I turned onto Langston Church Road, and found another “Reservoir Road”. This one was dirt, but it looked like it would have continued on to the old bridge. Another dirt road turned off of it, and led down to an access point for the lake.
This area looked like it was heavily used by fishermen. Unfortunately, it also looked like it had been trashed mercilessly. There were multiple fire rings and camp areas, beer bottles, and even a tarp set up as a privy with human waste in it.
Houston was interested in the lake as a possible kayaking venue. I found the place depressing because of the trash. Some other undefinable something made Glynda very uneasy about where we were – something about the woods themselves. She was more than ready to leave.

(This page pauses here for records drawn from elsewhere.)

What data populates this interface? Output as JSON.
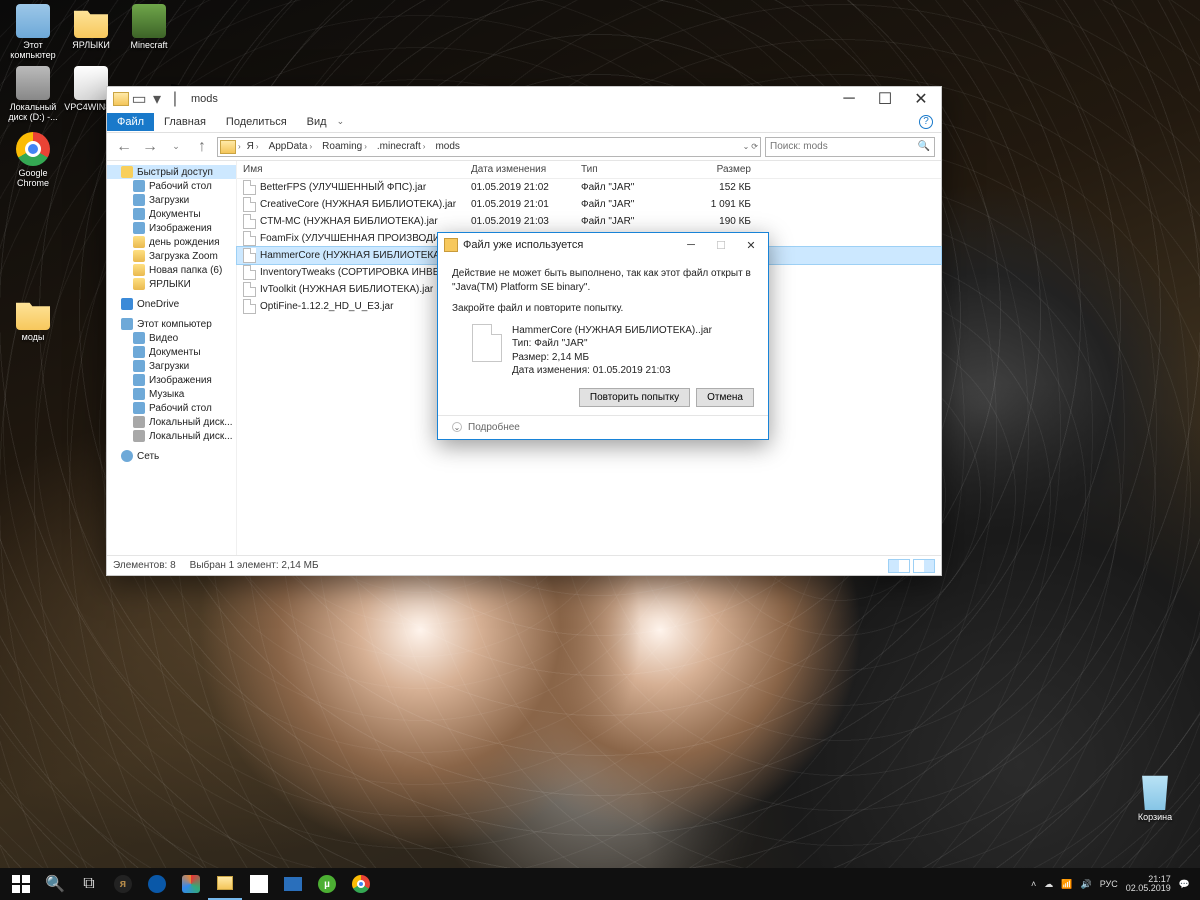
{
  "desktop": {
    "icons": [
      {
        "label": "Этот компьютер",
        "kind": "pc"
      },
      {
        "label": "ЯРЛЫКИ",
        "kind": "folder"
      },
      {
        "label": "Minecraft",
        "kind": "minecraft"
      },
      {
        "label": "Локальный диск (D:) -...",
        "kind": "disk"
      },
      {
        "label": "VPC4WIN8...",
        "kind": "app"
      },
      {
        "label": "Google Chrome",
        "kind": "chrome"
      },
      {
        "label": "моды",
        "kind": "folder"
      }
    ],
    "trash": "Корзина"
  },
  "explorer": {
    "title": "mods",
    "ribbon": {
      "file": "Файл",
      "tabs": [
        "Главная",
        "Поделиться",
        "Вид"
      ]
    },
    "nav": {
      "path": [
        "Я",
        "AppData",
        "Roaming",
        ".minecraft",
        "mods"
      ],
      "search_placeholder": "Поиск: mods"
    },
    "sidebar": {
      "quick": "Быстрый доступ",
      "quick_items": [
        "Рабочий стол",
        "Загрузки",
        "Документы",
        "Изображения",
        "день рождения",
        "Загрузка Zoom",
        "Новая папка (6)",
        "ЯРЛЫКИ"
      ],
      "onedrive": "OneDrive",
      "pc": "Этот компьютер",
      "pc_items": [
        "Видео",
        "Документы",
        "Загрузки",
        "Изображения",
        "Музыка",
        "Рабочий стол",
        "Локальный диск...",
        "Локальный диск..."
      ],
      "network": "Сеть"
    },
    "columns": {
      "name": "Имя",
      "date": "Дата изменения",
      "type": "Тип",
      "size": "Размер"
    },
    "files": [
      {
        "name": "BetterFPS (УЛУЧШЕННЫЙ ФПС).jar",
        "date": "01.05.2019 21:02",
        "type": "Файл \"JAR\"",
        "size": "152 КБ"
      },
      {
        "name": "CreativeCore (НУЖНАЯ БИБЛИОТЕКА).jar",
        "date": "01.05.2019 21:01",
        "type": "Файл \"JAR\"",
        "size": "1 091 КБ"
      },
      {
        "name": "CTM-MC (НУЖНАЯ БИБЛИОТЕКА).jar",
        "date": "01.05.2019 21:03",
        "type": "Файл \"JAR\"",
        "size": "190 КБ"
      },
      {
        "name": "FoamFix (УЛУЧШЕННАЯ ПРОИЗВОДИТ...",
        "date": "",
        "type": "",
        "size": ""
      },
      {
        "name": "HammerCore (НУЖНАЯ БИБЛИОТЕКА)....",
        "date": "",
        "type": "",
        "size": ""
      },
      {
        "name": "InventoryTweaks (СОРТИРОВКА ИНВЕНТ...",
        "date": "",
        "type": "",
        "size": ""
      },
      {
        "name": "IvToolkit (НУЖНАЯ БИБЛИОТЕКА).jar",
        "date": "",
        "type": "",
        "size": ""
      },
      {
        "name": "OptiFine-1.12.2_HD_U_E3.jar",
        "date": "",
        "type": "",
        "size": ""
      }
    ],
    "status": {
      "left": "Элементов: 8",
      "mid": "Выбран 1 элемент: 2,14 МБ"
    }
  },
  "dialog": {
    "title": "Файл уже используется",
    "line1": "Действие не может быть выполнено, так как этот файл открыт в \"Java(TM) Platform SE binary\".",
    "line2": "Закройте файл и повторите попытку.",
    "file_name": "HammerCore (НУЖНАЯ БИБЛИОТЕКА)..jar",
    "file_type": "Тип: Файл \"JAR\"",
    "file_size": "Размер: 2,14 МБ",
    "file_date": "Дата изменения: 01.05.2019 21:03",
    "retry": "Повторить попытку",
    "cancel": "Отмена",
    "more": "Подробнее"
  },
  "taskbar": {
    "tray": {
      "lang": "РУС",
      "time": "21:17",
      "date": "02.05.2019"
    }
  }
}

I did find out later that the entire area is owned by the city of Clinton, and leased to SC Department of Natural Resources. The lake and surrounding areas are open to fishing and hunting in season. I just wish that they wouldn’t trash the place so much.
We made our way back along dirt roads that really put my Subaru’s all-wheel drive to its test. It performed admirably. We paused briefly at the historic Langston Baptist Church for a couple of photos.

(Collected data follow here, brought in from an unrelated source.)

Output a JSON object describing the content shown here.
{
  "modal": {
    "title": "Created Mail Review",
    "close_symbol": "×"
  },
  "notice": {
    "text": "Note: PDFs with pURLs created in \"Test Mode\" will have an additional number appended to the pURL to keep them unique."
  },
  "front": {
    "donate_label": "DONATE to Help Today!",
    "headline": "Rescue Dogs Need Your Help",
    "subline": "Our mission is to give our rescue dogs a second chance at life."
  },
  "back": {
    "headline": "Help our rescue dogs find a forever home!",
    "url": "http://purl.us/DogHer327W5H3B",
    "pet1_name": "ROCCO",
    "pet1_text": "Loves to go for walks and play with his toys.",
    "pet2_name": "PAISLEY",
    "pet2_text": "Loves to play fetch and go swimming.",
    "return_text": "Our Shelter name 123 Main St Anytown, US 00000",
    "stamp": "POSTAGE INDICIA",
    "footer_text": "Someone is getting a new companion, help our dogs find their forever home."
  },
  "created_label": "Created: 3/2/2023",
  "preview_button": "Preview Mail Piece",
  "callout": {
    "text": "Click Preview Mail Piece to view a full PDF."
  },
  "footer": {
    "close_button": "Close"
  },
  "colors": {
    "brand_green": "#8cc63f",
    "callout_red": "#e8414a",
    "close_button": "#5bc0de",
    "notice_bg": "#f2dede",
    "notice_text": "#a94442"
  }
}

Eventually we made it back to Highway 308 and wound up in the community of Ora. Just off of the main highway stands the old Blakely House. This house, built around 1860, has been nominated for the National Register of Historic Places. We were very tempted to go on in and explore, but we limited ourselves to a few shots of the exterior.
There was one more place Houston was bound and determined to find. Somewhere back in the Ghost Creek Road area was a spring and natural amphitheater where political rallies were once held. We did finally find it, but it was off of Bramlett Road instead of Ghost Creek. The area was overgrown, so Houston was the only one to get out an explore. He was able to find the spring, as well as old beech trees with names carved into them. I remember visiting here as a child and seeing remains of old benches that were used in the rallies. Try as I might, though, I’ve not been able to find any other information about the area.
By this time we were getting pretty tired so we headed back to Gray Court. It had been another successful photo trek, this time through our own immediate family history and old stomping grounds. It gave me ideas for other areas I would like to explore when I get a chance.